Moinion chuckled, and looked at his watch. "Hey," he started, it's gone eleven, wanna catch the radio late hour?"
"Don't see why not." Said Howard, and so while Moinion set about tuning in the wireless, Howard lit up his college-boy pipe and poured out a whisky.
"Well, I think the Troubadours are on, or fancy a laugh, there's some babbling catholic priest on the local." Said Moinion through a grin. Howard said nothing, but merely laughed and nodded. And so the two settled down to Father Coleridge and his Biblical Wisdom, and before long the room was drowned with raucous laughter and the clinking of glasses.

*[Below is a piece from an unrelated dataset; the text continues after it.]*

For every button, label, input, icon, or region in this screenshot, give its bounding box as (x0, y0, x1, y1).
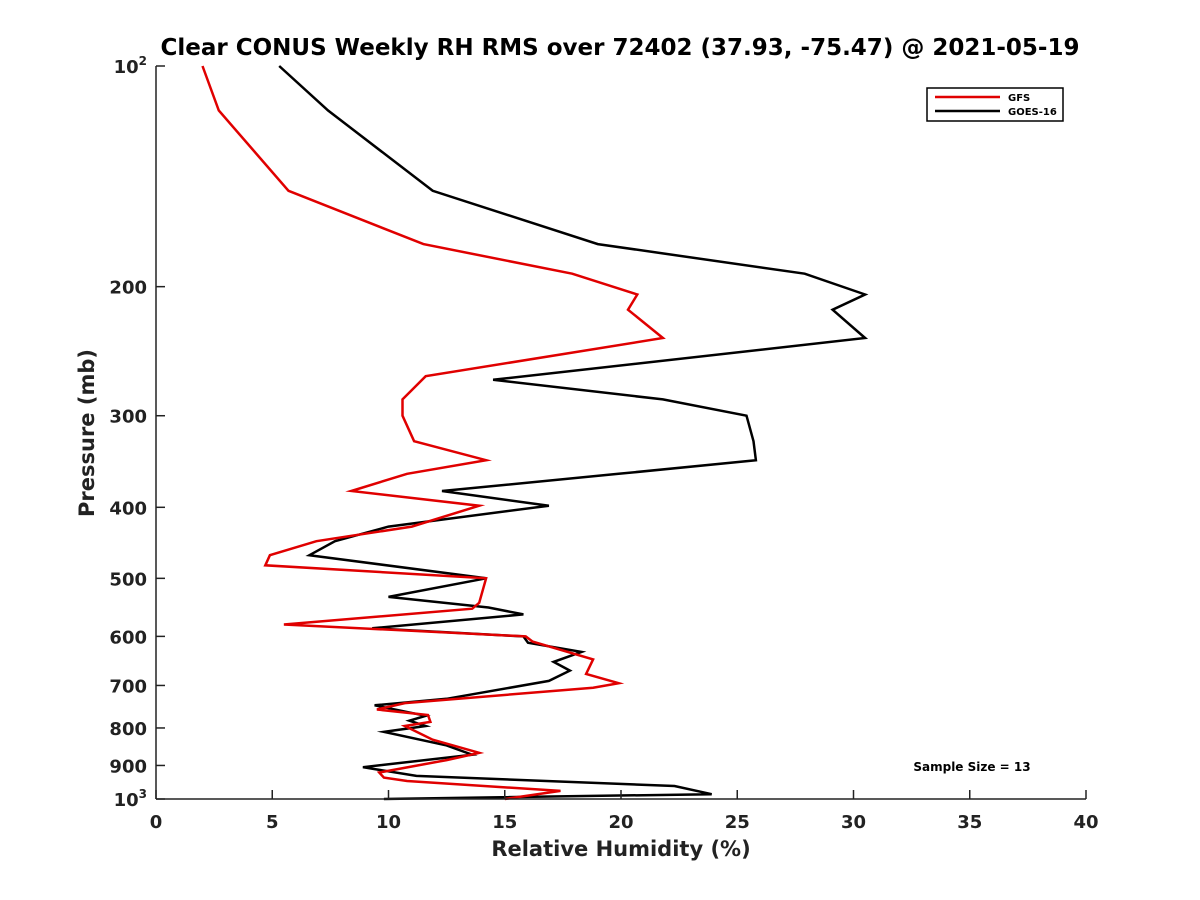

"Of course, it is becoming fashionable, in these times, to shun the tradition of the church and its teachings, to thumb ones nose at authority and good sense, well there's a place in hell for those who think they can live a life of glamour and offset the good book of the Lord, and so praise be to it!" Ran the New Orleans-toned preacher. As Moinion wiped the moisture of laughter from his eye, he stared out of the window at the full moon which was beginning to emerge from the previously cloud-dominated November sky. He chuckled again and thought to himself, it had been one strange year, before draining his whiskey and falling into a sublime and hazy trance.